From Farmer To Judge Learn how he emerged from being a poor dirt-farmer to a successful business man, to running for state representative, and to being a justice of the peace. Feel his sorrow when, as a young man he took Stella to be his wife only to soon lose her during child-birth of their son who also lived only a few months.
A New Wife A New Life
After many years as a bachelor living with his old-maid sister Orie, he met a young girl who for some strange reason developed an unusual attraction to this man older than her father. Having thus recognized this mutual attraction, William popped the question to Beulah thusly, “Beulah, if you want to set the date, you may.” So this 60 plus man married this 21 year old girl and a whole new chapter, no, a whole new book began in his life.
To complete the story, you must also read his young wife Beulah's memoirs. I am amazed, and you too will be, at the unbelieveable memory that William Baker had so late in his life. His wife, my wife Alice's mother, had at least as good a memory.
Early Memories
In her memoirs you will learn that the first memories still in her mind go all the way back to when she was only two and a half years old!
William Baker Told About Their First Meeting
Beulah DeWeese was only 12 years old when she first laid eyes on the much older man William Baker. Beulah was sitting in church with her family when William entered with his sister Orie. He caught Beulah's attention and she felt in her heart a strange tinge of jealousy that he was with this unknown lady. Her jealousy vanished once she learned that the lady was his sister. Nine years later they were married.
Excuse the Grammar-It's Country Folk
As you read these memoirs, it will be obvious that William Baker was much more literate than his wife Beulah, no doubt due to his life-experiences in the business and political world. In the web versions of those memoirs I have made no editorial corrections in their words other than to add paragraphs and sub-titles to make them easier to read. Thus you will enjoy the full flavor of these generations of Missouri country-folk.
Memoirs Unfinished
Alice's mother Beulah commenced writing her memoirs in 1987 but fell ill before finishing them and died in 1990. Although she left to us many pages of her precious memories as a youngster and teen-ager, her memories as to her falling in love and marrying William Baker were destinied to remain only in her heart.
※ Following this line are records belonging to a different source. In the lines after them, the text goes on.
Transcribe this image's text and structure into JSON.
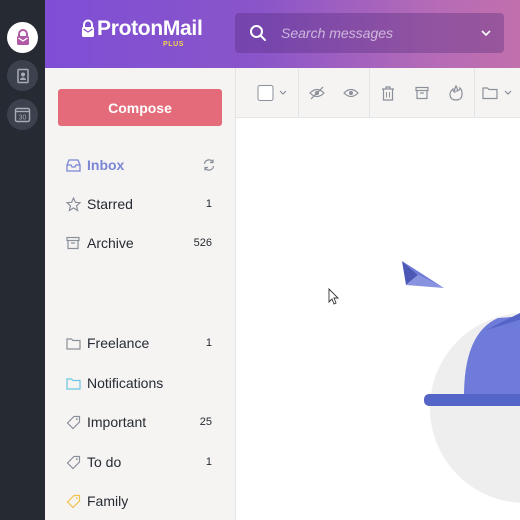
{
  "app": {
    "name": "ProtonMail",
    "plan_badge": "PLUS"
  },
  "search": {
    "placeholder": "Search messages"
  },
  "compose": {
    "label": "Compose"
  },
  "rail": {
    "items": [
      "mail-icon",
      "contacts-icon",
      "calendar-icon"
    ],
    "calendar_day": "30"
  },
  "sidebar": {
    "system": [
      {
        "label": "Inbox",
        "icon": "inbox-icon",
        "active": true,
        "refresh": true
      },
      {
        "label": "Starred",
        "icon": "star-icon",
        "count": "1"
      },
      {
        "label": "Archive",
        "icon": "archive-icon",
        "count": "526"
      }
    ],
    "folders": [
      {
        "label": "Freelance",
        "icon": "folder-icon",
        "count": "1",
        "color": "#8a8f99"
      },
      {
        "label": "Notifications",
        "icon": "folder-icon",
        "count": "",
        "color": "#6cc6e0"
      },
      {
        "label": "Important",
        "icon": "tag-icon",
        "count": "25",
        "color": "#8a8f99"
      },
      {
        "label": "To do",
        "icon": "tag-icon",
        "count": "1",
        "color": "#8a8f99"
      },
      {
        "label": "Family",
        "icon": "tag-icon",
        "count": "",
        "color": "#f1c24e"
      }
    ]
  },
  "toolbar": [
    "select-all-checkbox",
    "mark-unread-icon",
    "mark-read-icon",
    "trash-icon",
    "archive-icon",
    "spam-icon",
    "move-to-folder-icon"
  ],
  "colors": {
    "accent": "#7a86d6",
    "compose": "#e46b79",
    "rail": "#262a33",
    "header_start": "#7e4fd6",
    "header_end": "#c270ad"
  }
}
Beulah's Skills Passed On To Daughter
Those of you who know my beautiful wife Alice know also that she is a lady of many skills from cooking to home remodeling to carpentry to landscaping to building patios and much more. After reading her mother's memoirs it became obvious to me from whece Alice inherited those skills.
Farm Life A Hard Life
But Alice has always said, "I don't want to do anything even remotely related to farming." Her inheritance of that also becomes evident when we read about the hard life her mother's family had trying to eke out a living by farming in the first half of the 20th century.
Missouri Country Life of Old
Within Beulah's memoirs you will learn how Missouri country folk lived during the first half of the 20th century. Got a cut on your foot? Beulah's Mama's remedy was turpentine and sugar (and it worked too). Got a skunk to spare? Beulah's grandma boiled one to extract its oil for medicinal use.
High Family Values
As unbelievably difficult as Beulah DeWeese's early life seems to us to have been based on our standards, you will marvel at the happy, uncomplaining times she had with her loving family. This nation today would be a much better place if the technology had not progressed while those family values stayed the same.